Je ne suis cependant pas, comme Socrate et Rousseau après lui, l’ennemi du luxe. Oh que non ! Il est la civilisation dans ce qu’elle a de plus créatif. Mais quel pas nous franchirions si seulement nous apprenions à le reconnaître sans crier à la pénurie au premier caprice contrarié ! La pénurie fait la guerre ; donc nous ne devrions parler de pénurie que pour le nécessaire.

Si mes fraises le devenaient, qu’il ne me reste plus qu’elles pour me nourrir, alors j’entrerais en guerre. Les escargots et les fourmis le savent : vivre, c’est originellement « faire la guerre » ou, plus exactement, se battre.
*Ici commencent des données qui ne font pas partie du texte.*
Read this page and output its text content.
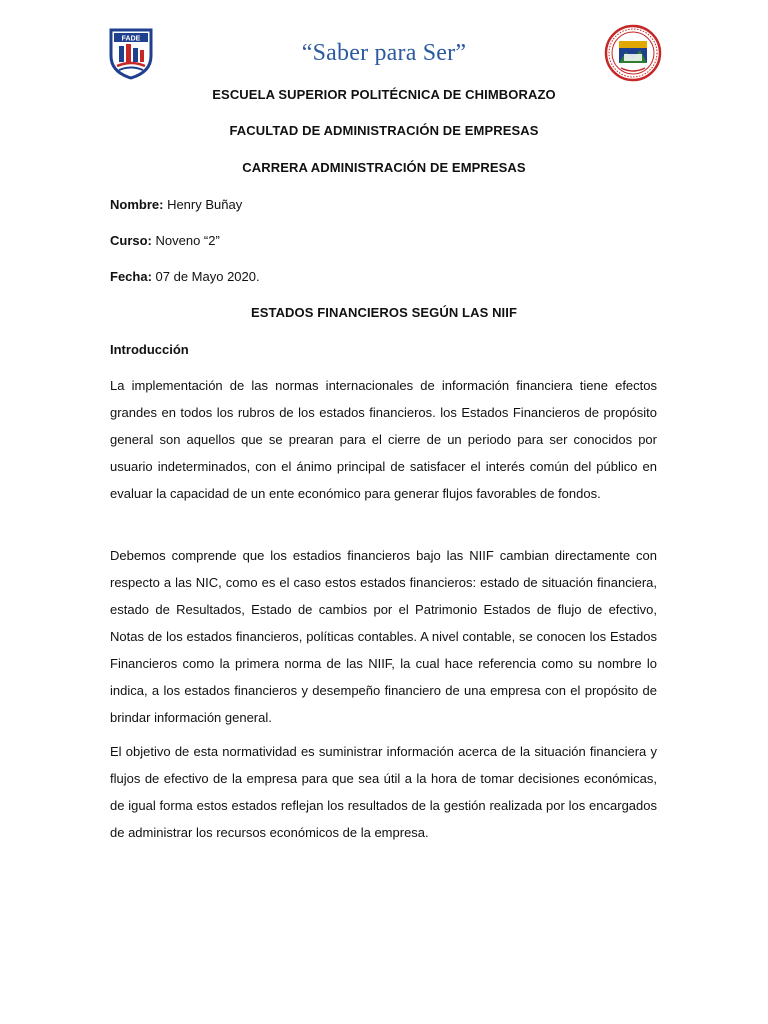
FADE
“Saber para Ser”
ESCUELA SUPERIOR POLITÉCNICA DE CHIMBORAZO
FACULTAD DE ADMINISTRACIÓN DE EMPRESAS
CARRERA ADMINISTRACIÓN DE EMPRESAS
Nombre: Henry Buñay
Curso: Noveno “2”
Fecha: 07 de Mayo 2020.
ESTADOS FINANCIEROS SEGÚN LAS NIIF
Introducción

La implementación de las normas internacionales de información financiera tiene efectos grandes en todos los rubros de los estados financieros. los Estados Financieros de propósito general son aquellos que se prearan para el cierre de un periodo para ser conocidos por usuario indeterminados, con el ánimo principal de satisfacer el interés común del público en evaluar la capacidad de un ente económico para generar flujos favorables de fondos.

Debemos comprende que los estadios financieros bajo las NIIF cambian directamente con respecto a las NIC, como es el caso estos estados financieros: estado de situación financiera, estado de Resultados, Estado de cambios por el Patrimonio Estados de flujo de efectivo, Notas de los estados financieros, políticas contables. A nivel contable, se conocen los Estados Financieros como la primera norma de las NIIF, la cual hace referencia como su nombre lo indica, a los estados financieros y desempeño financiero de una empresa con el propósito de brindar información general.

El objetivo de esta normatividad es suministrar información acerca de la situación financiera y flujos de efectivo de la empresa para que sea útil a la hora de tomar decisiones económicas, de igual forma estos estados reflejan los resultados de la gestión realizada por los encargados de administrar los recursos económicos de la empresa.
Posséder cette sagesse donnerait à ce que nous consommons le prix du risque et de la rareté ; elle saurait peut-être nous arrêter avant l’abîme.

Vous m’objectez l’intranquillité ? Mais notre tranquillité d’êtres repus dans l’inconscience n’est-elle pas une menace bien plus certaine d’intranquillité ? Car si nous n’avions plus assez, si nous n’avions plus rien à force d’insouciance, notre vie d’humains pourrait redevenir ce qu’elle était originellement, une lutte dont la guerre est l’avatar le plus absurde car il ne porte sur rien de nécessaire.


(1)      (1) Terme que Pascal emploie dans Pensées pour symboliser l’infiniment petit, le giron étant un acarien minuscule, le plus petit animal visible à l’œil nu de son temps.

(2)      369b-374a

Le Garn, 28 mai-8 août 2023.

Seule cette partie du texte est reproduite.